June 10, 2005
At least they don’t have pie sales to fund cancer surgery—Canada’s vaunted national health plan got a kick in the shins yesterday, when the Supreme Court of Canada ruled that a law in Quebec that forbade private health insurance was unconstitutional. The court ruled that despite multiple promises from the federal government that it would provide sufficient funding for the national plan to eliminate waiting lists, it has not and Canadians have suffered grave health consequences as a result. Backers of the plan fear that the decision would eventually mean a two-tiered system in Canada, with the public system suffering as a result. In Canada, everyone is insured by the government (everyone is insured in every developed country in the world except the U.S.) and the health plan is the Third Rail of Canadian politics, beloved by one and all, but suffering from funding problems which have gone unsolved by successive governments. Supporters have demanded that Parliament invoke a constitutional provision called “the notwithstanding clause” to get around the ruling, which means—I think—notwithstanding the court, we are going to go ahead and do something. Several other provinces have similar laws banning private health insurance that would be effected by the ruling. In those provinces, people must either wait for their government to drop the barriers or go to court to get them dropped.

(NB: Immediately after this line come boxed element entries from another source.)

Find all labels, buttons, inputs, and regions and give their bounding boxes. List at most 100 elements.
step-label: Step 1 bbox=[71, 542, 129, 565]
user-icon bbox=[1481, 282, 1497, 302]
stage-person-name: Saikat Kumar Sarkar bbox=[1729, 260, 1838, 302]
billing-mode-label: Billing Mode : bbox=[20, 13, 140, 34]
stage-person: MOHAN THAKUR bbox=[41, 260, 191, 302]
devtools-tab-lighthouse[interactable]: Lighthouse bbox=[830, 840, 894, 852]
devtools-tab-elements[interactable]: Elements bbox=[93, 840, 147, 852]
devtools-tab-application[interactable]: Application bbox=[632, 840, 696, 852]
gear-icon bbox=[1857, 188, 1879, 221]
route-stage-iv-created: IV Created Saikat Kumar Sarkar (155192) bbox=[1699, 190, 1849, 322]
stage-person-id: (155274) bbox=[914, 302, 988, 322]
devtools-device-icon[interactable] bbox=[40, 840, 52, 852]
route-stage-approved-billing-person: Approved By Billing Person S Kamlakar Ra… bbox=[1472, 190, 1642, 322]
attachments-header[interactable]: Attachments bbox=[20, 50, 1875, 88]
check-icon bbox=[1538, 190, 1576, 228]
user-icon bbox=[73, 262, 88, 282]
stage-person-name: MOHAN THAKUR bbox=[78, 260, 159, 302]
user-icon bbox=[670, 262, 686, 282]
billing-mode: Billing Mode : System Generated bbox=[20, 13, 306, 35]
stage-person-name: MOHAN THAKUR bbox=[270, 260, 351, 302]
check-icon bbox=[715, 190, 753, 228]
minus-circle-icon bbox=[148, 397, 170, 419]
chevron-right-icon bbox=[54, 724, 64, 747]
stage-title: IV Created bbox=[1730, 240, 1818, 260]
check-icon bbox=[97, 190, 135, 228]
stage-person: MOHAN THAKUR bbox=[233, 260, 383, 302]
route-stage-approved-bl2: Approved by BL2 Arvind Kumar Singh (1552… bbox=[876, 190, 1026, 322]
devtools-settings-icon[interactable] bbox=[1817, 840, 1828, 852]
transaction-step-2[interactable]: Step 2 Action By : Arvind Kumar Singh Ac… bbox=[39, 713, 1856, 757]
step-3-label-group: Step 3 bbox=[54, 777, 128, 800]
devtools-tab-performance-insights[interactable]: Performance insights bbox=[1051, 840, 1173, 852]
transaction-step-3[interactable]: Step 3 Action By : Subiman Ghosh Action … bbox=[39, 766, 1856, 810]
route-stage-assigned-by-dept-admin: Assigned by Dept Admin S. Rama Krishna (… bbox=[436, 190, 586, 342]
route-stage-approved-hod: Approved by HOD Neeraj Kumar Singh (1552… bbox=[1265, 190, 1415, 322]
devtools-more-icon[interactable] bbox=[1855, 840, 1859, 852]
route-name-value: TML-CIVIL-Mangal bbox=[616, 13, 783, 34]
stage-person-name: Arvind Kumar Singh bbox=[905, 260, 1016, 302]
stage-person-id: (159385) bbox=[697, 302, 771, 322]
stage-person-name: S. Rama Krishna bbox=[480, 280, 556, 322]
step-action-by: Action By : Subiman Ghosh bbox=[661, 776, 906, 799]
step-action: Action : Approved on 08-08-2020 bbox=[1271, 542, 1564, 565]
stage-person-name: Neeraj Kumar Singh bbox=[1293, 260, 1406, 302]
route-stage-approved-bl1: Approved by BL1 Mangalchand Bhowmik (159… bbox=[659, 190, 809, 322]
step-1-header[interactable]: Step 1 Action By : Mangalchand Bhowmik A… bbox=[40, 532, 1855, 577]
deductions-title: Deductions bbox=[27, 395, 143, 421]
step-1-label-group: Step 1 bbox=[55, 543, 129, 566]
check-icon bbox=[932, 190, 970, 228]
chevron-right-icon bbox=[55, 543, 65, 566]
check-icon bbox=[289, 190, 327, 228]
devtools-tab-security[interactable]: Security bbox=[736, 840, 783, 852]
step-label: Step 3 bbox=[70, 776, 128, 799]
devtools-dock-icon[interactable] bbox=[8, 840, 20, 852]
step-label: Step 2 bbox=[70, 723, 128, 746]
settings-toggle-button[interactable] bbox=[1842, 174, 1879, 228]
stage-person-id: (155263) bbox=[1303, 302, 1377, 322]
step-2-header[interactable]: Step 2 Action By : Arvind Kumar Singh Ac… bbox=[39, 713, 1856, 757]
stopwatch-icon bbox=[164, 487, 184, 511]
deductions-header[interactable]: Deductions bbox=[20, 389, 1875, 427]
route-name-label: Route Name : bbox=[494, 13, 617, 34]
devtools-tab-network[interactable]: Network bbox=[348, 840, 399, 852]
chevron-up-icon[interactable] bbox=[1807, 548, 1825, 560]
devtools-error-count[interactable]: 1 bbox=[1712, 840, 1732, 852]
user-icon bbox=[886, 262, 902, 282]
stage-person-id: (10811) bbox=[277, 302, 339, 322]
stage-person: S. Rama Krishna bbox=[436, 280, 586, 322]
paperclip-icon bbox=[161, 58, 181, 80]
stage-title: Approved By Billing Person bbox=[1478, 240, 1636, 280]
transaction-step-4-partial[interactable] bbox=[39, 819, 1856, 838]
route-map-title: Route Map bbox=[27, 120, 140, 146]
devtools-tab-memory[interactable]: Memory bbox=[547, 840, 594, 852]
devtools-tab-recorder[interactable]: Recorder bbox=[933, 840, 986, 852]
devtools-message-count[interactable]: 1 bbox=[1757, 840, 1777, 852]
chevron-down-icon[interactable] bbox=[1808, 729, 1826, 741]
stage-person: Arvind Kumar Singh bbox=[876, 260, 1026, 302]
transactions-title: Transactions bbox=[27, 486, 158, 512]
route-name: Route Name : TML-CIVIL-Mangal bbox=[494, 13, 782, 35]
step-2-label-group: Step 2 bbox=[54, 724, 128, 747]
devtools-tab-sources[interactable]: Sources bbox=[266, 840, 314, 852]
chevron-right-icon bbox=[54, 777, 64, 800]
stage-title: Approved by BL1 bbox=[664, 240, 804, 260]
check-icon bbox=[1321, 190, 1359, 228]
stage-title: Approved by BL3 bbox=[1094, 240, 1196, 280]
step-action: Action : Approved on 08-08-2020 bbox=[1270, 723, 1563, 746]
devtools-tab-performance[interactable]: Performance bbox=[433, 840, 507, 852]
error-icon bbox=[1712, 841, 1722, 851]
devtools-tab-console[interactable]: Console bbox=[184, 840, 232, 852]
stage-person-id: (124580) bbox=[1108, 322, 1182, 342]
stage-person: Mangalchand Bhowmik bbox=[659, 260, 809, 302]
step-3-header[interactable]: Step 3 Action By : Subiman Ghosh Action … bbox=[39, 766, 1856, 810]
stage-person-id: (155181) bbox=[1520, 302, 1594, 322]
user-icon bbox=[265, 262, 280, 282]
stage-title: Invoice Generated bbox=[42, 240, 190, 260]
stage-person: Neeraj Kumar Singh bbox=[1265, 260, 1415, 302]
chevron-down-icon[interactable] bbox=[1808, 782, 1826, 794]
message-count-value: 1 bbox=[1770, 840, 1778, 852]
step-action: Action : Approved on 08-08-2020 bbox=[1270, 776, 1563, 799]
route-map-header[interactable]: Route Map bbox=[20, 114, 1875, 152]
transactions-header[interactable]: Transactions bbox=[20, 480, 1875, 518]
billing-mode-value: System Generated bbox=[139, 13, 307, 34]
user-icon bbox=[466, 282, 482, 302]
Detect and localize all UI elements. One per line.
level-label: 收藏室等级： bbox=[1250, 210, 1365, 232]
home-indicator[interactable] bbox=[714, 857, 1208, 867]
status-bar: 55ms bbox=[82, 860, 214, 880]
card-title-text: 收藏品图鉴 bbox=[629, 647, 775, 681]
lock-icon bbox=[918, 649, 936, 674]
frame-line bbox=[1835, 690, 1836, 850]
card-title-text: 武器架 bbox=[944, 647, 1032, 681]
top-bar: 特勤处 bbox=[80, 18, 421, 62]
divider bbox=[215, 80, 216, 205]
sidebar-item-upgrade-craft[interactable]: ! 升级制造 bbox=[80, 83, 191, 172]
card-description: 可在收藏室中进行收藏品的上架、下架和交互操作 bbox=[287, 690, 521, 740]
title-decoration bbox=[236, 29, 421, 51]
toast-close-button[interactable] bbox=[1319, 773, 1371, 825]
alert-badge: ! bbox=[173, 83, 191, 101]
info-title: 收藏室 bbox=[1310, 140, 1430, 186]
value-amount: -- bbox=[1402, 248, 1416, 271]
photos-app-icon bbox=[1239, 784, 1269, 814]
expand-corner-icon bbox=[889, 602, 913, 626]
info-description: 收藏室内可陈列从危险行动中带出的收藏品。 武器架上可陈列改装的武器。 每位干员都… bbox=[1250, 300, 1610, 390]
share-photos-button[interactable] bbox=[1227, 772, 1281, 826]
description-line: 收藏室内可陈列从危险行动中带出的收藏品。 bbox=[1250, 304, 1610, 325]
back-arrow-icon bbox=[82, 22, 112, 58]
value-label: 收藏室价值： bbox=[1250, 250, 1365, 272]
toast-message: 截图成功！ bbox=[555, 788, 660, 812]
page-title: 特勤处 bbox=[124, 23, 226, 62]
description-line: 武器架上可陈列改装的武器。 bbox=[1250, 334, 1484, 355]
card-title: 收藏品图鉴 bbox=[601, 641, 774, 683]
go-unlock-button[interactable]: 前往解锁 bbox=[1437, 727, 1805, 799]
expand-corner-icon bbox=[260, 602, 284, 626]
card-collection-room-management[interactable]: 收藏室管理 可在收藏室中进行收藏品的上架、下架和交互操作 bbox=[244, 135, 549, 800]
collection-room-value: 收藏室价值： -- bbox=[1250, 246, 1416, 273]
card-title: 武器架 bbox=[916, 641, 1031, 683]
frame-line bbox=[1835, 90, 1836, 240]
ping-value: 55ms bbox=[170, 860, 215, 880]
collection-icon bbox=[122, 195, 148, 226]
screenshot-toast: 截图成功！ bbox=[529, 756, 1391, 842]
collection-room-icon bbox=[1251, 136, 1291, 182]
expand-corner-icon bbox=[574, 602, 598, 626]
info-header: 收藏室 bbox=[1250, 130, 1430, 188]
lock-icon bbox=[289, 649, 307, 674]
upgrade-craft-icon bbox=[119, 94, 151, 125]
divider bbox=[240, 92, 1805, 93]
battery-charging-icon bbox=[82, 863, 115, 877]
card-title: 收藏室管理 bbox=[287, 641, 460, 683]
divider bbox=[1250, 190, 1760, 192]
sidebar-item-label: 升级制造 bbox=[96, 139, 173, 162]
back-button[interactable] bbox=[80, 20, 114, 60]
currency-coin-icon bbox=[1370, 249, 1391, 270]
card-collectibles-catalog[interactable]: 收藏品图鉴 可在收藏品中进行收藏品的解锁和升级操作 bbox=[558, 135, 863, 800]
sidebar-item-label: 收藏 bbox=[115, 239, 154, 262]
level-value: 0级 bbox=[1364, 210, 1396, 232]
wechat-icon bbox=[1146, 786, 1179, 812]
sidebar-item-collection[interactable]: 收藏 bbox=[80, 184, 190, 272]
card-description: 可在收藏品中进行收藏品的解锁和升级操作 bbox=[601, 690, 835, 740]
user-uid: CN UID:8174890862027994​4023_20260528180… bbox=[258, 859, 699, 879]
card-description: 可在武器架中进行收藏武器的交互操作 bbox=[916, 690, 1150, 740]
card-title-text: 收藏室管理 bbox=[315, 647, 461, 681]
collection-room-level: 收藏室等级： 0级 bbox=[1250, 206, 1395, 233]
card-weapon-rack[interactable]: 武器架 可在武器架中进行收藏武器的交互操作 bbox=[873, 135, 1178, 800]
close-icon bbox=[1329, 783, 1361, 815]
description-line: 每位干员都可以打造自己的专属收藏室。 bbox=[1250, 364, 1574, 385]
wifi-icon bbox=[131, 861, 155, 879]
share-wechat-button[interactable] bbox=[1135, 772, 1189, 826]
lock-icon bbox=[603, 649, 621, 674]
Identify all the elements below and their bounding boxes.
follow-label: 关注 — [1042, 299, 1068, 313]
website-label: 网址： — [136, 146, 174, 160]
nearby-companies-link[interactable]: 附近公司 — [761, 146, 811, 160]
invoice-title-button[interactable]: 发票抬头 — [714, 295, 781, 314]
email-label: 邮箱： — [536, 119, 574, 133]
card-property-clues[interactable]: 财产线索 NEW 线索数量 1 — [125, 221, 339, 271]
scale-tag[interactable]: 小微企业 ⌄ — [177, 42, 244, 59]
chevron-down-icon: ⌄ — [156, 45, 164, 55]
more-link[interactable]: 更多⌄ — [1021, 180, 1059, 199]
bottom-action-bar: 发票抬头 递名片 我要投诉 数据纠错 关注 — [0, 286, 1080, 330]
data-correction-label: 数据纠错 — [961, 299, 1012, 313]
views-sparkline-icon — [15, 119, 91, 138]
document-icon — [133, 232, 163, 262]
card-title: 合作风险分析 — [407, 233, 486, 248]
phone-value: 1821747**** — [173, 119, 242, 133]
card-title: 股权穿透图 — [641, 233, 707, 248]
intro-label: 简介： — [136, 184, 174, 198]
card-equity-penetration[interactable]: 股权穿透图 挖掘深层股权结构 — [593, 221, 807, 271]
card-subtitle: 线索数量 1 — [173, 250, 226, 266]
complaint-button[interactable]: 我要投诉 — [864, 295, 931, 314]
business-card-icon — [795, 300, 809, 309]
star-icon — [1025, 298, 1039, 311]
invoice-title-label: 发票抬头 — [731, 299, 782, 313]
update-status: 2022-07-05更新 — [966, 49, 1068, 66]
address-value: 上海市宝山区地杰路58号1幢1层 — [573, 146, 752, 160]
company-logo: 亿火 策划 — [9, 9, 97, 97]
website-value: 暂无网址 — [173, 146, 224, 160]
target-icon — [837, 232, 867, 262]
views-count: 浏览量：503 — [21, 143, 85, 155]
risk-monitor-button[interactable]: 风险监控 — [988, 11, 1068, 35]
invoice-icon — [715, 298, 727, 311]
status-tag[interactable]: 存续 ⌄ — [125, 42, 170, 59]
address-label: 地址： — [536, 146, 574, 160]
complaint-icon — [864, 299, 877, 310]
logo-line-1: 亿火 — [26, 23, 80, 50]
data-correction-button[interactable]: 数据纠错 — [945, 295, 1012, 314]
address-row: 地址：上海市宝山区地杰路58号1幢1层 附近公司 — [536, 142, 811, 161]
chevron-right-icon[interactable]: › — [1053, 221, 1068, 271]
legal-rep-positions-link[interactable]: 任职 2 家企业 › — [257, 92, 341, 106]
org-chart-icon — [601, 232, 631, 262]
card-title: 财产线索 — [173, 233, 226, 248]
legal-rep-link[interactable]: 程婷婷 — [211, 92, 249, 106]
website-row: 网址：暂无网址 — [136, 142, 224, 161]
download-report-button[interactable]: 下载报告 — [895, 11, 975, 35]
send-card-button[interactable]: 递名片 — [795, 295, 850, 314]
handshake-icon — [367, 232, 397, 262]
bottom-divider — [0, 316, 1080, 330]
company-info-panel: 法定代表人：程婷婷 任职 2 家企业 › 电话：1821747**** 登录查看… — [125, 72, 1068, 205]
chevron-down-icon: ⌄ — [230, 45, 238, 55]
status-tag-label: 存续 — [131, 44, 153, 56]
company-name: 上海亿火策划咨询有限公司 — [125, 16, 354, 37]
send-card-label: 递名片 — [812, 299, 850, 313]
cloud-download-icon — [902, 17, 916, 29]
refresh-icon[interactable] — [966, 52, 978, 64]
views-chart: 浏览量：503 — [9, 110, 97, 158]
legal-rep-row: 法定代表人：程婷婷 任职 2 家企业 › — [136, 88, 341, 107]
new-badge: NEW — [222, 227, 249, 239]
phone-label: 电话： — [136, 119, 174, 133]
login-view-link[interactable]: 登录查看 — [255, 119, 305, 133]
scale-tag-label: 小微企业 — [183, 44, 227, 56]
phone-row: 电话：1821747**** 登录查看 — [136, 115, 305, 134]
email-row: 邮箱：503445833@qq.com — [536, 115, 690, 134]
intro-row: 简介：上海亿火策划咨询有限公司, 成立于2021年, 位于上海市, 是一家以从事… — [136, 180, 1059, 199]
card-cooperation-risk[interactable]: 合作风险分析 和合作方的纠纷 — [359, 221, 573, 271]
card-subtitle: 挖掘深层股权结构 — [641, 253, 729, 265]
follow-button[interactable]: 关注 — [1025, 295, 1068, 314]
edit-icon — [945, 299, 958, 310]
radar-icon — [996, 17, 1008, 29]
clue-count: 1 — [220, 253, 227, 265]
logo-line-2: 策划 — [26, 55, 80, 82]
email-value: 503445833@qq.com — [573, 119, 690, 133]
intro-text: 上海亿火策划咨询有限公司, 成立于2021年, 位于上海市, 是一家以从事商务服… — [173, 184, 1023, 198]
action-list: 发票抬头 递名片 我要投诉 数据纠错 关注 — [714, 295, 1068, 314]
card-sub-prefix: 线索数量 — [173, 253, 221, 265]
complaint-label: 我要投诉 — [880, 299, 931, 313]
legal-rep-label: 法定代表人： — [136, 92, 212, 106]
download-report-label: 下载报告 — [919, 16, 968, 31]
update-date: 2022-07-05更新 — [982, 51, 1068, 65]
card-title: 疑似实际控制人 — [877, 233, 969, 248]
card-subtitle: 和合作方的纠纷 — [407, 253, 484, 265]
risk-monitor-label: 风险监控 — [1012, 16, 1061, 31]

Why not meet in Texas, where a lot of folks really hate us and have guns?—Supporters of embryonic stem cell research are holding a meeting to plan strategy in a most unlikely place, that otherworldly state called Texas. Where else would you meet to think up ways to quell resistance to the research than in the capital of the resistance? The researchers, from academia, politics, health care and medicine are meeting at the Genetics Policy Institute of Baylor (incidentally, a Baptist college), one of the islands of support for the research. Houston has first-rate medical centers but they stand alone in the vast red sea. President Bush, the most prominent opponent of embryonic stem cell research was governor and the present governor said it was fine with him if other states stepped in to lead the way. “This is a war on behalf of science,” one researcher said. One hundred-fifty people are coming, including the South Koreans who seem to be ahead of everyone else.
Apple, Intel and the conspiracy theory—Down below we quoted from Robert X. Cringely, one of the more prescient writers out of Silicon Valley. We do so again because he has a fascinating column I’m not sure I accept. Cringely thinks the adoption of Intel microprocessors in Apple computers is a lot more important than many make out. He thinks it is a merger between Intel and Apple and the target is nothing less than Microsoft and its Windows hegemony. Cringely says he was moved by the apparent absurdity of the change, especially coming after years in which Steve Jobs and Apple dissed Intel chips as slow and badly designed, and he lists several reasons why the whole thing makes no sense at all. One of the reasons is called the Osborne Effect. Adam Osborne was the inventor—more or less—of the luggable computer. His company folded after Osborne announced a new product, twice as powerful and only $200 more expensive than the one he was selling several months before he had them to sell. His customers, who had planned to buy new Osbornes, decided to wait and sales disappeared. So did the company. Jobs is announcing computers two years before he will sell them. Would you buy an Apple now, or wait for the Intel machines? Seems odd. Unless: unless technology has nothing to do with it. It’s business.
Microsoft comes into this because Intel hates Microsoft. It hasn't always been that way, but in recent years Microsoft has abused its relationship with Intel and used AMD [another chip manufacturer] as a cudgel against Intel. Even worse, from Intel's standpoint Microsoft doesn't work hard enough to challenge its hardware. For Intel to keep growing, people have to replace their PCs more often and Microsoft's bloatware strategy just isn't making that happen, especially if they keep delaying Longhorn [the planned upgrade of Windows].Intel buys Apple, its OEMs produce computers with Intel chips running Apple’s operating system (almost universally acknowledged as the best there is) just as Microsoft announces yet another delay in Longhorn. Computer manufacturers (who also hate Microsoft) would love to get higher profit margins then they can while playing with Microsoft, or they would have a bludgeon to beat the boys from Redmond over the head for better deals. Then Intel-Apple extends the merger into the home entertainment business and Steve Jobs has won the golden grail—he beats Bill Gates.
Enter Apple. This isn't a story about Intel gaining another three percent market share at the expense of IBM, it is about Intel taking back control of the desktop from Microsoft.
I don’t believe it because I don’t think Jobs would want to sell it and because Apple, besides being nicely profitable these days, has a fortune in cash sitting around in the bank and not even Intel can afford them. Apple is more likely to buy someone than be bought by someone, even Intel. But that would be soooo cool.
UPDATE: For John Markoff's take on all this, a bit more sensible, see here. Markoff says Microsoft is indeed the target (along with Sony) but not over operating systems. It is the home digital market he's after.